Ausencias que piden a gritos las olvides.
Ausencias que piden que las recuerdes todos los días.
Ausencias que generan pena.
Ausencias que nos pesan en el alma...
Y luego existen esas ausencias que se presentan sin pena, con desparpajo, sonriendo del lado y saludando con la desfachatez de un espíritu maligno.
Este es mi hogar, siempre será mío.
Después de que su presencia se volvió ausencia definitiva de este mundo, permaneció en esa casa, primero dolido, luego ausente, finalmente confundido. Cada rincón lo
llevaba a esa ausencia, tangible como el aire y tan dolorosa como los cortes que se infligía. Le parecía verla por momentos, como una sombra que pasaba. La soñaba en la noche acariciándolo, susurrando.
Siempre estaré a tu lado.
Cuando despertaba no sabía si era un sueño o su mente le jugaba sucio, ya que sentía cada uno de los besos que le prodigaba por la noche, aún frescos en su boca. El aire olía a ella, la risa flotando como polvo.
Había dejado de trabajar, no se concentraba y antes de poder renunciar, lo despidieron. La ventaja de una liquidación tan substanciosa era que podía pasar el día entero languideciendo por la casa. Ella observaba.
Un día de tantos, soleado y hermoso, salió al jardín solo por sentarse en las escaleras y fumar. Porque sí, empezó a fumar, ese vicio que erradicó por ella. Una mudanza descarga cosas en la casa de al lado. Nuevos vecinos que duraban solo un año. Nadie constante en el vecindario, excepto él y ella.
- Hola...
Una tímida voz se acerco a él. Pensaba en que el timbre de voz era muy suave para ser ella.
- ¿Hola?
Ahí estaba otra vez, esa vocecita que no le sonaba. Sintió una presencia a su lado y desconcertado volteó y la miró a contraluz.
- Hola, soy tu nueva vecina.
El la miraba extrañado, el sabía la facha que tenía y se preguntaba como era que se atrevía a acercarse. La vio darse la media vuelta y continuar con su mudanza. Ni una palabra, ni una sonrisa, no le dio nada. Ella observaba.
Tan solitaria como él, la vecina iba y venía.
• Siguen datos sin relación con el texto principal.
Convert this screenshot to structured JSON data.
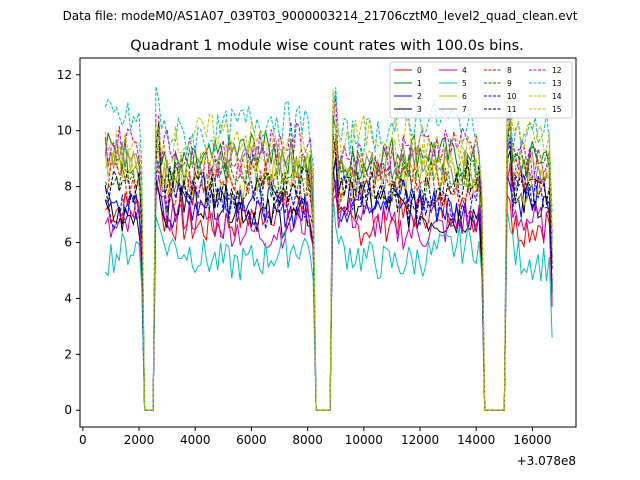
{
  "header": {
    "file_label": "Data file: modeM0/AS1A07_039T03_9000003214_21706cztM0_level2_quad_clean.evt",
    "title": "Quadrant 1 module wise count rates with 100.0s bins."
  },
  "chart_data": {
    "type": "line",
    "title": "Quadrant 1 module wise count rates with 100.0s bins.",
    "xlabel": "",
    "ylabel": "",
    "x_offset_label": "+3.078e8",
    "xlim": [
      -100,
      17550
    ],
    "ylim": [
      -0.6,
      12.6
    ],
    "xticks": [
      0,
      2000,
      4000,
      6000,
      8000,
      10000,
      12000,
      14000,
      16000
    ],
    "yticks": [
      0,
      2,
      4,
      6,
      8,
      10,
      12
    ],
    "legend_position": "top-right",
    "x_bin_seconds": 100,
    "x_start": 800,
    "x_end": 16700,
    "gaps": [
      [
        2200,
        2500
      ],
      [
        8300,
        8800
      ],
      [
        14300,
        15000
      ]
    ],
    "series": [
      {
        "name": "0",
        "color": "#ff0000",
        "style": "solid",
        "level": 6.9
      },
      {
        "name": "1",
        "color": "#008000",
        "style": "solid",
        "level": 9.0
      },
      {
        "name": "2",
        "color": "#0000ff",
        "style": "solid",
        "level": 7.4
      },
      {
        "name": "3",
        "color": "#000000",
        "style": "solid",
        "level": 7.2
      },
      {
        "name": "4",
        "color": "#bf00bf",
        "style": "solid",
        "level": 6.7
      },
      {
        "name": "5",
        "color": "#00bfbf",
        "style": "solid",
        "level": 5.6
      },
      {
        "name": "6",
        "color": "#bfbf00",
        "style": "solid",
        "level": 8.3
      },
      {
        "name": "7",
        "color": "#7f7f7f",
        "style": "solid",
        "level": 8.7
      },
      {
        "name": "8",
        "color": "#ff0000",
        "style": "dashed",
        "level": 8.1
      },
      {
        "name": "9",
        "color": "#008000",
        "style": "dashed",
        "level": 8.5
      },
      {
        "name": "10",
        "color": "#0000ff",
        "style": "dashed",
        "level": 7.5
      },
      {
        "name": "11",
        "color": "#000000",
        "style": "dashed",
        "level": 8.0
      },
      {
        "name": "12",
        "color": "#bf00bf",
        "style": "dashed",
        "level": 9.3
      },
      {
        "name": "13",
        "color": "#00bfbf",
        "style": "dashed",
        "level": 10.1
      },
      {
        "name": "14",
        "color": "#bfbf00",
        "style": "dashed",
        "level": 8.7
      },
      {
        "name": "15",
        "color": "#bfbf00",
        "style": "dashed",
        "level": 9.6
      }
    ]
  }
}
Fueron meses y meses hasta llegar al año. Pensó que se iría, pero no, se quedó en la misma casa vecina. Se volvió una costumbre observarla a diario desde las escaleras mientras tomaba un café y fumaba. Prendiendo un cigarro detrás del otro. Ella siempre lo saludaba con una sonrisa a pesar de que él solo la miraba. Ella observaba.
Una mañana amaneció sintiendo las sábanas mojadas, despertó entre bruma de recuerdos y miró la humedad que se pegaba a sus manos y estaba ya secándose, sentía la piel ligeramente endurecida. Los dedos entumecidos. Abrió los ojos aclarando la vista con los puños y vio sus manos. Ensangrentadas. Se incorporó en la cama muy rápido y sintió la espalda empapada. Se levantó de un salto, desnudo, la cama era una poza de sangre, el estaba cubierto en ella. Corrió al baño, revisando de donde podía venir tal cantidad de sangre, su cuello las piernas, los brazos. Entró y la vio. Parada junto a la tina con un cuchillo en la mano, hermosa, así la recordaba. La cortina arrancada y el piso manchado. Una mano colgaba en un rictus como si tratara de sostenerse de algo. Ella habló.
Deberías estar conmigo y no fumando en las escaleras para observarla a ella.
Ahí se quedó parado sin hablar, mirando la escena, mientras ella lo abrazaba, consolando sus lágrimas. Hasta que llegó la policía y la paz que reinaba terminó en gritos y sirenas, amenazas y fuerza.
Lo sé su señoría, pero fue mi esposa, yo ni siquiera le hablaba a la vecina. La encontré a ella junto a la bañera donde estaba la vecina, es verdad, soy inocente.
Todos los días ella como ausencia de las más malignas se acuesta junto a él y le dice Te amo. El sonríe. También la ama.